Les taux des obligations d’État de la zone euro ont légèrement reculé, reflétant des inquiétudes persistantes quant à la vigueur de la reprise économique allemande. Cette baisse, combinée aux attentes d’un assouplissement monétaire aux États-Unis, crée une tension entre les forces de croissance et l’appétit pour le risque sur les marchés financiers.
L’indice Ifo, baromètre de la confiance des entreprises allemandes dans l’industrie, les services, le commerce de détail et la construction, a déçu en novembre, s’établissant à 88,1 contre des prévisions de 88,5. Ce résultat plus faible souligne les difficultés structurelles rencontrées par le moteur industriel européen, affecté par une demande faible, un investissement limité et un ralentissement des exportations. Historiquement, une baisse de la confiance des entreprises précède souvent un déclin de la production manufacturière, ce qui pèse sur les perspectives de bénéfices des entreprises cycliques.

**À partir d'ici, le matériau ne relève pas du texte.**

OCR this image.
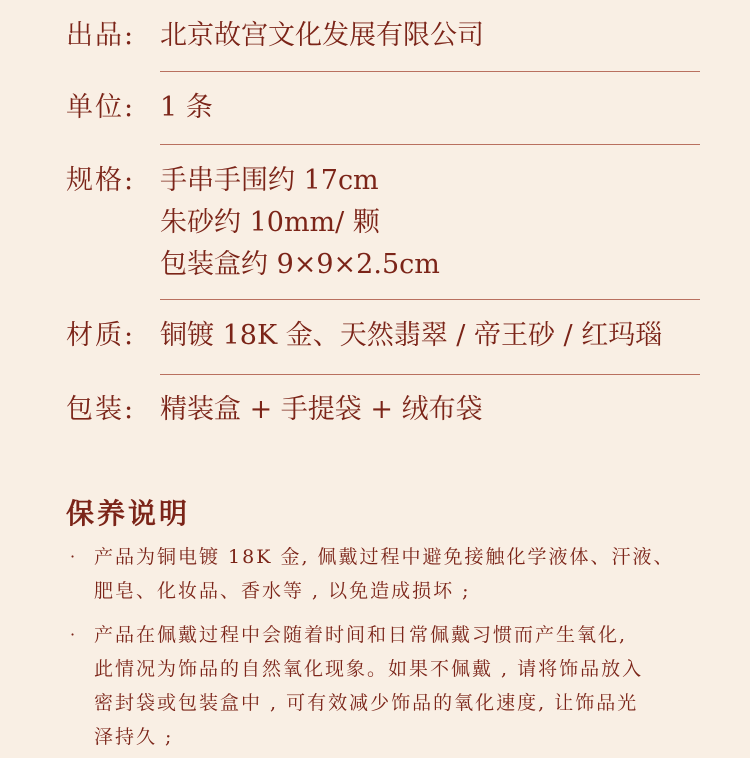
出品: 北京故宫文化发展有限公司
单位: 1 条
规格: 手串手围约 17cm
朱砂约 10mm/ 颗
包装盒约 9×9×2.5cm
材质: 铜镀 18K 金、天然翡翠 / 帝王砂 / 红玛瑙
包装: 精装盒 + 手提袋 + 绒布袋
保养说明
· 产品为铜电镀 18K 金, 佩戴过程中避免接触化学液体、汗液、
肥皂、化妆品、香水等 , 以免造成损坏 ;
· 产品在佩戴过程中会随着时间和日常佩戴习惯而产生氧化,
此情况为饰品的自然氧化现象。如果不佩戴 , 请将饰品放入
密封袋或包装盒中 , 可有效减少饰品的氧化速度, 让饰品光
泽持久 ;
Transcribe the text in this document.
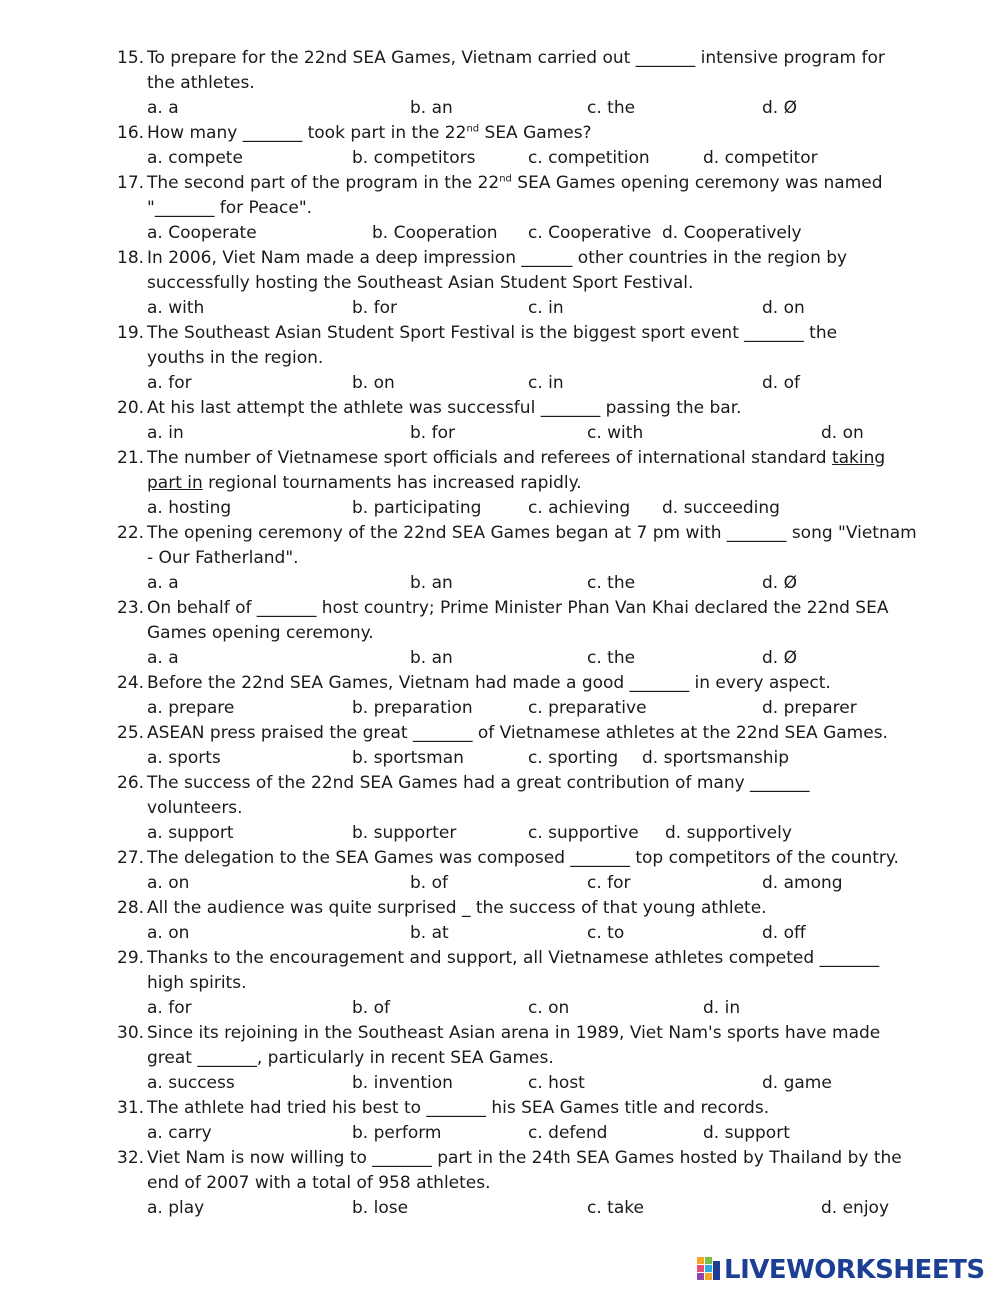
15. To prepare for the 22nd SEA Games, Vietnam carried out _______ intensive program for
the athletes.
a. a	b. an	c. the	d. Ø
16. How many _______ took part in the 22nd SEA Games?
a. compete	b. competitors	c. competition	d. competitor
17. The second part of the program in the 22nd SEA Games opening ceremony was named
"_______ for Peace".
a. Cooperate	b. Cooperation c. Cooperative d. Cooperatively
18. In 2006, Viet Nam made a deep impression ______ other countries in the region by
successfully hosting the Southeast Asian Student Sport Festival.
a. with	b. for	c. in	d. on
19. The Southeast Asian Student Sport Festival is the biggest sport event _______ the
youths in the region.
a. for	b. on	c. in	d. of
20. At his last attempt the athlete was successful _______ passing the bar.
a. in	b. for	c. with	d. on
21. The number of Vietnamese sport officials and referees of international standard taking
part in regional tournaments has increased rapidly.
a. hosting	b. participating	c. achieving d. succeeding
22. The opening ceremony of the 22nd SEA Games began at 7 pm with _______ song "Vietnam
- Our Fatherland".
a. a	b. an	c. the	d. Ø
23. On behalf of _______ host country; Prime Minister Phan Van Khai declared the 22nd SEA
Games opening ceremony.
a. a	b. an	c. the	d. Ø
24. Before the 22nd SEA Games, Vietnam had made a good _______ in every aspect.
a. prepare	b. preparation	c. preparative	d. preparer
25. ASEAN press praised the great _______ of Vietnamese athletes at the 22nd SEA Games.
a. sports	b. sportsman	c. sporting d. sportsmanship
26. The success of the 22nd SEA Games had a great contribution of many _______
volunteers.
a. support	b. supporter	c. supportive d. supportively
27. The delegation to the SEA Games was composed _______ top competitors of the country.
a. on	b. of	c. for	d. among
28. All the audience was quite surprised _ the success of that young athlete.
a. on	b. at	c. to	d. off
29. Thanks to the encouragement and support, all Vietnamese athletes competed _______
high spirits.
a. for	b. of	c. on	d. in
30. Since its rejoining in the Southeast Asian arena in 1989, Viet Nam's sports have made
great _______, particularly in recent SEA Games.
a. success	b. invention	c. host	d. game
31. The athlete had tried his best to _______ his SEA Games title and records.
a. carry	b. perform	c. defend	d. support
32. Viet Nam is now willing to _______ part in the 24th SEA Games hosted by Thailand by the
end of 2007 with a total of 958 athletes.
a. play	b. lose	c. take	d. enjoy
LIVEWORKSHEETS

En conséquence, les investisseurs se tournent vers les Bunds allemands, considérés comme des valeurs refuges, ce qui exerce une pression à la baisse sur les rendements. Cependant, l’ampleur de cette baisse est restée modeste. Le regain de confiance sur les marchés boursiers mondiaux a atténué le mouvement de repli des rendements obligataires.
Selon les analystes de Commerzbank, les Bunds sont « tiraillés entre les perspectives d’une baisse des taux de la Fed et un sentiment globalement positif à l’égard du risque ». Les déclarations de John Williams, président de la Réserve fédérale de New York, suggérant qu’une nouvelle baisse des taux à court terme pourrait être justifiée, ont ravivé les anticipations d’un assouplissement de la politique monétaire américaine, alignant ainsi les marchés de taux américains et européens sur une trajectoire potentiellement synchronisée.
Le rendement des Bunds à 10 ans a glissé de seulement 1,2 point de base, à 2,682 %. Ce chiffre témoigne du fait que, bien que les inquiétudes concernant la croissance soient réelles, elles ne sont pas encore suffisamment fortes pour éclipser l’appétit pour le risque sur les marchés boursiers. Les investisseurs semblent donc privilégier une stratégie de couverture, en conservant une exposition aux actifs plus risqués.
Les rendements des obligations d’État allemandes ont été les plus affectés par cette dynamique, reflétant une demande prudente, mais pas paniquée, de sécurité. Cette baisse limitée suggère que les investisseurs ne s’attendent pas à une détérioration majeure des conditions macroéconomiques de la zone euro, mais plutôt à un cycle d’assouplissement monétaire progressif si les données économiques restent faibles.
Parallèlement, les actions européennes ont bénéficié des anticipations croissantes d’un assouplissement de la politique monétaire par la Fed et la Banque centrale européenne (BCE) début 2025, si la croissance reste modérée. Cette situation favorise généralement les secteurs sensibles aux taux d’intérêt, tels que les services publics et l’immobilier, tout en exerçant une pression à la baisse sur les marges des banques en raison d’une potentielle compression des écarts de rendement.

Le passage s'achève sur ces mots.